Guard your health data by protecting apps, devices
You wouldn’t jump on the subway and scatter your medical records around. You wouldn’t get up from lunch in the office cafeteria and leave your lab test results on the table. So why aren’t you protecting your smart devices and the health apps on them?
Smart devices are pricey, a couple of hundred dollars a pop, and, it’s all too common for users to lose or have them stolen. Be sure your smart phone is password protected; this is just the first level of common sense security. Make sure you have installed apps that help you geo-locate a lost device, and that you know how to wipe out, remotely, its contents.
Be careful where you work, especially when on the road. Public Wi-Fi may expose confidential information, including passwords and data you access (including financial or health information pulled from online sites or shared via apps).
What legal limits will there be on what companies will do with your health data from apps? Is it anonymized to protect you, as would be required in formal, health care situations? To what extent can a company capitalize on or exploit your health information for gain? How much can the information be shared, with whom and under what circumstances?
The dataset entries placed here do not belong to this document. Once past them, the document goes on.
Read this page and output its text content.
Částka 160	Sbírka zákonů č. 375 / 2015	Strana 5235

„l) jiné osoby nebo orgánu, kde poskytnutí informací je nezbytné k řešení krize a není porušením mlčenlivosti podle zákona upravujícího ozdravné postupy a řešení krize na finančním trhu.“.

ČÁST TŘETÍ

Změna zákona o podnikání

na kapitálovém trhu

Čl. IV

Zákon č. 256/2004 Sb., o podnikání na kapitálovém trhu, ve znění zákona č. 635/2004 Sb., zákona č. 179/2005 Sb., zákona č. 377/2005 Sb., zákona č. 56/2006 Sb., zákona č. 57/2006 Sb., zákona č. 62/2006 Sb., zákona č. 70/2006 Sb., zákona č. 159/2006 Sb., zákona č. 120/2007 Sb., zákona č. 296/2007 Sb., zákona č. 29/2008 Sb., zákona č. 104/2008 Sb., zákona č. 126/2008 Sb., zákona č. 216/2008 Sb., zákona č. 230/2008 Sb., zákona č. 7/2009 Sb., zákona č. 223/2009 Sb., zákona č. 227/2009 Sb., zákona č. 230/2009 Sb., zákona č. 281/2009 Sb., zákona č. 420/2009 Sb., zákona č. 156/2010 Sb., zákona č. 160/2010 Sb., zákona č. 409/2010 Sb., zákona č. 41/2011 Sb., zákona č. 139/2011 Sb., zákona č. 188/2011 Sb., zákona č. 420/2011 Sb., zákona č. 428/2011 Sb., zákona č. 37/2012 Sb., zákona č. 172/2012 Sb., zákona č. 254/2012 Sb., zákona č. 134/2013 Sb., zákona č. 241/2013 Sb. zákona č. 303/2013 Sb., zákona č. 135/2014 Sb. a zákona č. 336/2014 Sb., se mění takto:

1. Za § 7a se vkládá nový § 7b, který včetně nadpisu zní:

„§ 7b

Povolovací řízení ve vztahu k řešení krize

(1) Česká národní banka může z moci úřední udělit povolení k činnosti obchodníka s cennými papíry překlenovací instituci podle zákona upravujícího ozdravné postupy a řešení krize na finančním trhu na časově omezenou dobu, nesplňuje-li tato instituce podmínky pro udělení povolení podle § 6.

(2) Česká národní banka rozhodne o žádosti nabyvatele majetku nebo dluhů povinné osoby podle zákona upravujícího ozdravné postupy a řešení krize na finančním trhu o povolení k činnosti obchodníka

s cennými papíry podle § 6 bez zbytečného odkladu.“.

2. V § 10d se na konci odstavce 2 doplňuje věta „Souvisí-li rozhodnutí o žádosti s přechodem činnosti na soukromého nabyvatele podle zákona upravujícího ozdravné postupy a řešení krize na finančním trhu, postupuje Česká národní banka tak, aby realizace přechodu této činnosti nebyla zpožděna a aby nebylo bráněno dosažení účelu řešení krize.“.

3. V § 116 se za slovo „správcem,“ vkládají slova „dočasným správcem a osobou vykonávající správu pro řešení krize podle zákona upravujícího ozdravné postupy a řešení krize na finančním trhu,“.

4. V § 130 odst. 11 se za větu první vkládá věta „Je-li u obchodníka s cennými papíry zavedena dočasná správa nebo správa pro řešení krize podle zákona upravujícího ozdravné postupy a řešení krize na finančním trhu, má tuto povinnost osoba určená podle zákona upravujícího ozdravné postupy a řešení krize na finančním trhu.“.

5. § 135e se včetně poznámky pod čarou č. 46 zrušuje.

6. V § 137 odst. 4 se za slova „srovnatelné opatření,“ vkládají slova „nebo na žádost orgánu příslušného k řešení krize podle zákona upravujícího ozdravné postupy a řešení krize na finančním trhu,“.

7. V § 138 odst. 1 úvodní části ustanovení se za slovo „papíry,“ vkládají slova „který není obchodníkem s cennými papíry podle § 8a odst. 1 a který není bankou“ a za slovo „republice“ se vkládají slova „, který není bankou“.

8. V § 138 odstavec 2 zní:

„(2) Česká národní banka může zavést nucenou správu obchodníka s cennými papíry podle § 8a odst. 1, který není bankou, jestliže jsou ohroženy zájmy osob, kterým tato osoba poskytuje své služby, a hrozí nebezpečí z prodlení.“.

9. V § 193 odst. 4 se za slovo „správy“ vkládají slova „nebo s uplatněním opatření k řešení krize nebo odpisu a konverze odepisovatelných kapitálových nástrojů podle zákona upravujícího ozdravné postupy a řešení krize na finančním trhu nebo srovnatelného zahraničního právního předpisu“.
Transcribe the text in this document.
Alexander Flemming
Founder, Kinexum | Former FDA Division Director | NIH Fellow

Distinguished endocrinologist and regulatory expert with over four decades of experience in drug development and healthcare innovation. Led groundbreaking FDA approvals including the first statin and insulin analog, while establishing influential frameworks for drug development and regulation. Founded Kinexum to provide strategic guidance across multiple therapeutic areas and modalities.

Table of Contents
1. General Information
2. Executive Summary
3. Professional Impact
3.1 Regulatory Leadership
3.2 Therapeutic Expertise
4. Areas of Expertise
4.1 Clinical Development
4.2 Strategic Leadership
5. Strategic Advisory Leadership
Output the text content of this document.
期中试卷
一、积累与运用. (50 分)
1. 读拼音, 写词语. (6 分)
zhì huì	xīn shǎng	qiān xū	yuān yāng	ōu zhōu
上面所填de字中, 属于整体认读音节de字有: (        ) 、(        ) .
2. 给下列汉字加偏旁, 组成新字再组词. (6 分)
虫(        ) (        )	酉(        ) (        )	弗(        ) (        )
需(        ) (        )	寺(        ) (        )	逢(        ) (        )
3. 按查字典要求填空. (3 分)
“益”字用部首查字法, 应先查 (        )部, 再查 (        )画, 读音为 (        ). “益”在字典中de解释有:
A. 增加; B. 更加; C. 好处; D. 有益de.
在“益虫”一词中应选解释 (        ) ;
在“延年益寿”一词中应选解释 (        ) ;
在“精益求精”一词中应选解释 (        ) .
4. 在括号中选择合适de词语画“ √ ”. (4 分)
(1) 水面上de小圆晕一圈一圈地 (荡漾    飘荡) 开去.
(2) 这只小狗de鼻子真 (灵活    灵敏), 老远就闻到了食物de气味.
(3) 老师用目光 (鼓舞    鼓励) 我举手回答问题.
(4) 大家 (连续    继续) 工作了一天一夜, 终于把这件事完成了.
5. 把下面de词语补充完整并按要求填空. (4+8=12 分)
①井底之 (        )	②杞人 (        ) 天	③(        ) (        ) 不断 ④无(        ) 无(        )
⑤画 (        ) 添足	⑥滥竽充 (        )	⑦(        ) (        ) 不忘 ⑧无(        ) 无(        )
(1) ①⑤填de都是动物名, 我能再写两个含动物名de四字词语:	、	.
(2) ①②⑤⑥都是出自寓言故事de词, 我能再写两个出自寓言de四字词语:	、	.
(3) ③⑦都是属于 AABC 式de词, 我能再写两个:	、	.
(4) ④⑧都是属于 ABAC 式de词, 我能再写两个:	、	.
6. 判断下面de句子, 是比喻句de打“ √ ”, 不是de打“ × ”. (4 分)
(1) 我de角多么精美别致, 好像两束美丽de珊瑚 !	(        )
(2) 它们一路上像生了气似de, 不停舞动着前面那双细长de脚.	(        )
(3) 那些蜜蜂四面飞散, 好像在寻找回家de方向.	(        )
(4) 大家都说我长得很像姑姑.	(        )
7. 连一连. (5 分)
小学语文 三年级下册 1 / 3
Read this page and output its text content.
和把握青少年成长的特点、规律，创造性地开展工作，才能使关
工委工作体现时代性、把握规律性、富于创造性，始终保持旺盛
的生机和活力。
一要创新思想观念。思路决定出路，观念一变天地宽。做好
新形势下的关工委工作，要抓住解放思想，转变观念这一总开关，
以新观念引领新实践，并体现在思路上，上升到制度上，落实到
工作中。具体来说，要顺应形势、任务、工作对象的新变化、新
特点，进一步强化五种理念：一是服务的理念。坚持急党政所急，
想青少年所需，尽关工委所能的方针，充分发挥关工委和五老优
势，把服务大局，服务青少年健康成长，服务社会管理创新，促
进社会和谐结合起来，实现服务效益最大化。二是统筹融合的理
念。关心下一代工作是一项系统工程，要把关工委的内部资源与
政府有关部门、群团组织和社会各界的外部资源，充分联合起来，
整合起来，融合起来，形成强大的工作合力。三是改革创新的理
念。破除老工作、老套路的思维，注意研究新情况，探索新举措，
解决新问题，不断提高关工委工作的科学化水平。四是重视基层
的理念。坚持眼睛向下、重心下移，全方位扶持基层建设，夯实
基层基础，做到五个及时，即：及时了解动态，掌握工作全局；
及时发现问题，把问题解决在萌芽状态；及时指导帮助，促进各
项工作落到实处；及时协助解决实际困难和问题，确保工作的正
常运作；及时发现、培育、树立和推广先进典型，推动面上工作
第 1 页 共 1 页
Some of these legal issues, of course, get dealt with — and too quickly dismissed — in Terms of Service agreements that many online services and apps flash at you at the beginning. Too many people ignore these at their legal peril; one study found that college kids skimmed the long, complex notices so fast that they didn’t notice they were giving away their first-borns for a half century after signing a hypothetical agreement. A bevy of creative users of Google’s “free” YouTube service are discovering too late that they have given away valuable rights to their music, performances, photos, videos, art, and other material by too quickly approving a “ToS” agreement, then publicly posting material. Do you want to be in a similarly unhappy position with your vital, private health or medical data?
MDs, nurses tap apps, too
If you see a nurse or doctor at your hospital with cell phone in hand, don’t assume they’re lollygagging with personal business. Caregivers also have been swept up in the trends of smart phones and apps for serious clinical use.
Research finds that significant numbers of them tap apps for: information and time management; health record maintenance and access; communications and consulting; reference and information gathering; patient management and monitoring; clinical decision-making; and medical education and training. They, like other consumers, relish how smart devices and apps let them quickly and conveniently check key reference works or to do complex calculations, say, when medications must be administered based on a patient’s age, gender, weight, height, and other clinical factors.
Doctors and nurses both like apps that allow them to communicate better and more efficiently with patients. But these must be used with care, health care experts warn, to ensure that strict patient privacy rules do not get breached.